Kadis PUPR Kaltim, Fitra Firnanda menyampaikan saat ini ia masih berusaha menangani banyak masalah di Kaltim dan juga ikut andil di wilayah Kota Samarinda. APBD Kaltim yang menyentuh angka 20 triliun lebih diarahkan Pemprov untuk pembangunan jalan, perbaikan jembatan, infrastruktur gedung dan juga program prioritas lainnya yakni Rumah Layak Huni sebanyak 5000 unit.

“Hingga akhir Pemerintahan Pak Isran-Hadi kami tetap berupaya menjalankan program yang menjadi tanggung jawab kami”, tambahnya.
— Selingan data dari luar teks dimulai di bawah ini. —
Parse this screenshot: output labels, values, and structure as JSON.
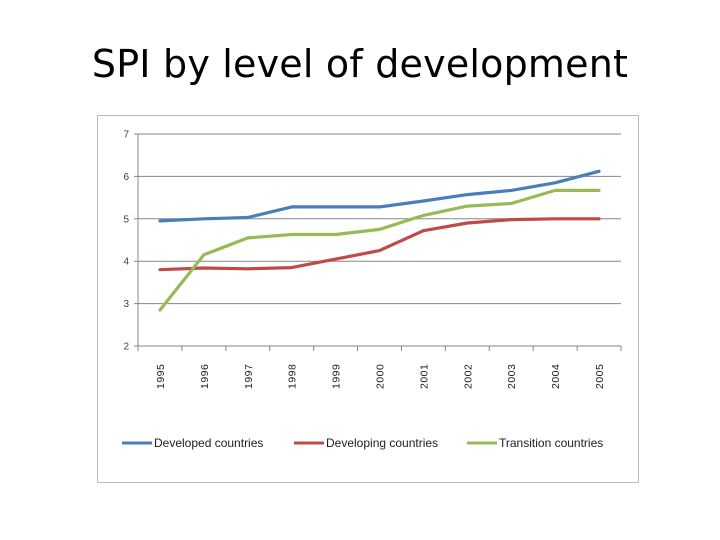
{
  "slide": {
    "title": "SPI by level of development"
  },
  "colors": {
    "developed": "#4a7ebb",
    "developing": "#be4b48",
    "transition": "#98b954",
    "gridline": "#878787",
    "axis": "#878787"
  },
  "chart_data": {
    "type": "line",
    "title": "",
    "xlabel": "",
    "ylabel": "",
    "x": [
      "1995",
      "1996",
      "1997",
      "1998",
      "1999",
      "2000",
      "2001",
      "2002",
      "2003",
      "2004",
      "2005"
    ],
    "ylim": [
      2,
      7
    ],
    "yticks": [
      2,
      3,
      4,
      5,
      6,
      7
    ],
    "grid": true,
    "legend_position": "bottom",
    "series": [
      {
        "name": "Developed countries",
        "color_key": "developed",
        "values": [
          4.95,
          5.0,
          5.03,
          5.28,
          5.28,
          5.28,
          5.42,
          5.57,
          5.67,
          5.85,
          6.12
        ]
      },
      {
        "name": "Developing countries",
        "color_key": "developing",
        "values": [
          3.8,
          3.84,
          3.82,
          3.85,
          4.05,
          4.25,
          4.72,
          4.9,
          4.98,
          5.0,
          5.0
        ]
      },
      {
        "name": "Transition countries",
        "color_key": "transition",
        "values": [
          2.85,
          4.15,
          4.55,
          4.63,
          4.63,
          4.75,
          5.08,
          5.3,
          5.36,
          5.67,
          5.67
        ]
      }
    ]
  }
}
Kepala Bidang Jabatan Fungsional Dinas PUPR Kota Samarinda, Hermin Wahyudi juga mengatakan terdapat empat masalah yang terus menerus dihadapi sampai saat ini, yang antaranya terdiri dari permasalahan banjir, kebinawargaan, cipta karya, dan pemukiman.
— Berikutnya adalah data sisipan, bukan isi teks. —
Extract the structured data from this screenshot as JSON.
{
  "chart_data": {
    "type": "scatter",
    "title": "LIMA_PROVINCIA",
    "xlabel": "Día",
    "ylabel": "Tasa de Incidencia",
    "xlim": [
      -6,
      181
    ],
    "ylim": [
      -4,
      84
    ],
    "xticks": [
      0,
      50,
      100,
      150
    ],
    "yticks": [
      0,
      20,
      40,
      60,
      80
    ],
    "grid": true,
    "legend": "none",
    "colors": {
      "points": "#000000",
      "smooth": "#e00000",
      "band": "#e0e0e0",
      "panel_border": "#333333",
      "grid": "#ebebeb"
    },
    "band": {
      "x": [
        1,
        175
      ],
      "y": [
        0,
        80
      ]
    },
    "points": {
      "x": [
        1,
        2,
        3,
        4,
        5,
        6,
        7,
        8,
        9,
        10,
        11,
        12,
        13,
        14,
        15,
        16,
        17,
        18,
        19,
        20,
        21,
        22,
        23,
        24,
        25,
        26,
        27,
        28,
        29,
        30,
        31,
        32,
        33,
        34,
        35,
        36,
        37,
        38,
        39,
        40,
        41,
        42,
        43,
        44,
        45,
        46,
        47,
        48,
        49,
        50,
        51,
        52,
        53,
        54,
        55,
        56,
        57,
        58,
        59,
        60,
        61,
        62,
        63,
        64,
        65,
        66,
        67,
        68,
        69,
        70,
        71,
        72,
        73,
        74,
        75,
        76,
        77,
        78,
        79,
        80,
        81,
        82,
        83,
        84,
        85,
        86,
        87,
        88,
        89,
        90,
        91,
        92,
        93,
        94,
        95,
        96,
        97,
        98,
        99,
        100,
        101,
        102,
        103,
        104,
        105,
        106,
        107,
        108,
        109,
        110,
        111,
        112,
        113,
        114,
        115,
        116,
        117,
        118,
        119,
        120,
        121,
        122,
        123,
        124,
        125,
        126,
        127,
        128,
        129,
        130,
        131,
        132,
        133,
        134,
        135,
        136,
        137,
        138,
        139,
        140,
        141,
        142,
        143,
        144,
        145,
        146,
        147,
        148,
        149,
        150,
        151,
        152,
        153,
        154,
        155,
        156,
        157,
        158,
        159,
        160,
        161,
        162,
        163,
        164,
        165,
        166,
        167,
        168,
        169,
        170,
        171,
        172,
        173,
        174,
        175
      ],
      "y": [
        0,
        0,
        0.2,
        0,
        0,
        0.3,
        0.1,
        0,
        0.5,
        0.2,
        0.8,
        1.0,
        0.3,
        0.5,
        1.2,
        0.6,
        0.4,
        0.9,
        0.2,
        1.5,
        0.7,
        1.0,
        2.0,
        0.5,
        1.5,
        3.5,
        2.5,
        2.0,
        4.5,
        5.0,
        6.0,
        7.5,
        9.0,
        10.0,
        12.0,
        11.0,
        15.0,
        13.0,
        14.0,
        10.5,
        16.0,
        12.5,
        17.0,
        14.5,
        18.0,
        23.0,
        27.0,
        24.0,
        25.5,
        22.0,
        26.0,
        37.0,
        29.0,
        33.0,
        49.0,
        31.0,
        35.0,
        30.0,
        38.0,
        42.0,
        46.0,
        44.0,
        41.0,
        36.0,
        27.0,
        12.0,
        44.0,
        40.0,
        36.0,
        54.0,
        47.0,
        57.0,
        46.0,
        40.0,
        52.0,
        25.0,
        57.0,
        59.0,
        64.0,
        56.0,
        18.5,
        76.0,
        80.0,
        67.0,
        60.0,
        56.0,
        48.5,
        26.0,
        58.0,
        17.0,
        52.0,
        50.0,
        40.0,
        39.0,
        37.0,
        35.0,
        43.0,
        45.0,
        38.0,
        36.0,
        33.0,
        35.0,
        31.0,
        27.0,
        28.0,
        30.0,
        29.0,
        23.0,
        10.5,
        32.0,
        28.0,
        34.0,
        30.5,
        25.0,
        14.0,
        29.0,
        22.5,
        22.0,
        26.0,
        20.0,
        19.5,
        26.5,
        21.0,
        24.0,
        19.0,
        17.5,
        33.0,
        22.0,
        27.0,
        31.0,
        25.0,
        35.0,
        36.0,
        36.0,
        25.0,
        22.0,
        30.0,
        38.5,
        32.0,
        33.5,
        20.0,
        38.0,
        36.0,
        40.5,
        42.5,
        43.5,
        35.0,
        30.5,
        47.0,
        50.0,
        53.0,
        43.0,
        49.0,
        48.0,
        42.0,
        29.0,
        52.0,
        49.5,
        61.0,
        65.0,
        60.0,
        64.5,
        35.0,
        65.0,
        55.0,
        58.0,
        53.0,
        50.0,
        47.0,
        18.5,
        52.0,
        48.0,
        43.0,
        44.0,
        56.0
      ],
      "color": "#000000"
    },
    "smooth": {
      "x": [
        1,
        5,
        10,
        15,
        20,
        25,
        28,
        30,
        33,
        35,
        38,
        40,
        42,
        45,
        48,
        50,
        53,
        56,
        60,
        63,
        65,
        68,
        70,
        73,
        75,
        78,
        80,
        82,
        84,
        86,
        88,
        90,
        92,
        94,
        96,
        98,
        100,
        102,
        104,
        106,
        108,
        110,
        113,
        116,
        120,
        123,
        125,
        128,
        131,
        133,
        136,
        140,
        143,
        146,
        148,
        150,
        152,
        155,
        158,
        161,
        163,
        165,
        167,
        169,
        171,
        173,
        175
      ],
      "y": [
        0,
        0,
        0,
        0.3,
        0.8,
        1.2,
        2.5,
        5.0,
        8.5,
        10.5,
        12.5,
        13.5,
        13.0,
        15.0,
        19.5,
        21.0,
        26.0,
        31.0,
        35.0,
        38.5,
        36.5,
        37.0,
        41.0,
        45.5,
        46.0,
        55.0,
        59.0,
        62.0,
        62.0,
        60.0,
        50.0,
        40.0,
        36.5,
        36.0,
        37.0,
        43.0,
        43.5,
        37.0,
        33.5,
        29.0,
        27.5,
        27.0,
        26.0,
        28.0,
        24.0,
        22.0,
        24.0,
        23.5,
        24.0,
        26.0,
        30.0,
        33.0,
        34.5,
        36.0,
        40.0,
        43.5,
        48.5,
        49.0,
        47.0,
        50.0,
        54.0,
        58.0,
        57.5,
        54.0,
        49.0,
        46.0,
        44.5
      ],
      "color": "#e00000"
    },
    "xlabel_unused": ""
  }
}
“Total titik banjir kita, ada 30 titik dan tidak semuanya bisa kita atasi karena ada sebagian yang memang daerahnya terdapat rawa, dan terbanyak ada di wilayah Karang Mumus sebesar 60 persen, 40 persennya di wilayah lain,” tandasnya saat membahas mengenai banjir di Samarinda.

Sementara Sutomo Jabir menuturkan bahwa pembangunan ini tidak hanya dititikberatkan pada selesainya pengerjaan proyek, melainkan penting mengukur pada proses pembangunan apakah telah sesuai dengan standar, ketaatan kontraktor dalam pengerjaan hingga melihat rekam jejak para pembangun ini.

“Perhatian penting harus fokus pada keselarasan antara perencanaan dan pengerjaan, karena ini juga bagian dari pengawasan serius yang apabila lalai berpotensi merugikan negara”, ujar Komisi III DPRD Kaltim

Legislatif karangpaci lainnya yakni Rusman Ya’qub mengatakan pembangunan inti harus dilihat pada upaya Pemerintah dalam meningkatkan kualitas Sumber Daya Manusia (SDM) apalagi proses menuju IKN ini semua sorotan tentu ke Kaltim. Maka itu, program pembangunan harus peka terhadap potensi dan skill yang dimiliki oleh masyarakat agar berdaya saing. Ia juga mengatakan terjadi peningkatan pembangunan dari 2021-2023 di Kaltim sehingga masyarakat tidak takut untuk tinggal di Kalimantan Timur.

“Terjadi peningkatan pembangunan di Kaltim yang kami amati selama 2 tahun terakhir, ini juga yang membuat orang-orang tidak takut hidup dan tinggal di Kaltim”. Tutup anggota Komisi IV DPRD Kaltim

Di lain sisi, Najidah yang merupakan akademisi Hukum UNMUL menuturkan aspek legal dalam pembangunan adalah hukum, namun sering terjadi upaya melangkahi hukum terjadi atas nama kebijakan. Alasan tidak ada aturan sering kali menjadi pembenar untuk membuat kebijakan pembangunan yang melanggar hukum, padahal hukum tidak selalu tentang aturan, melainkan terdapat norma lain yakni norma kepatutan dan kepantasan.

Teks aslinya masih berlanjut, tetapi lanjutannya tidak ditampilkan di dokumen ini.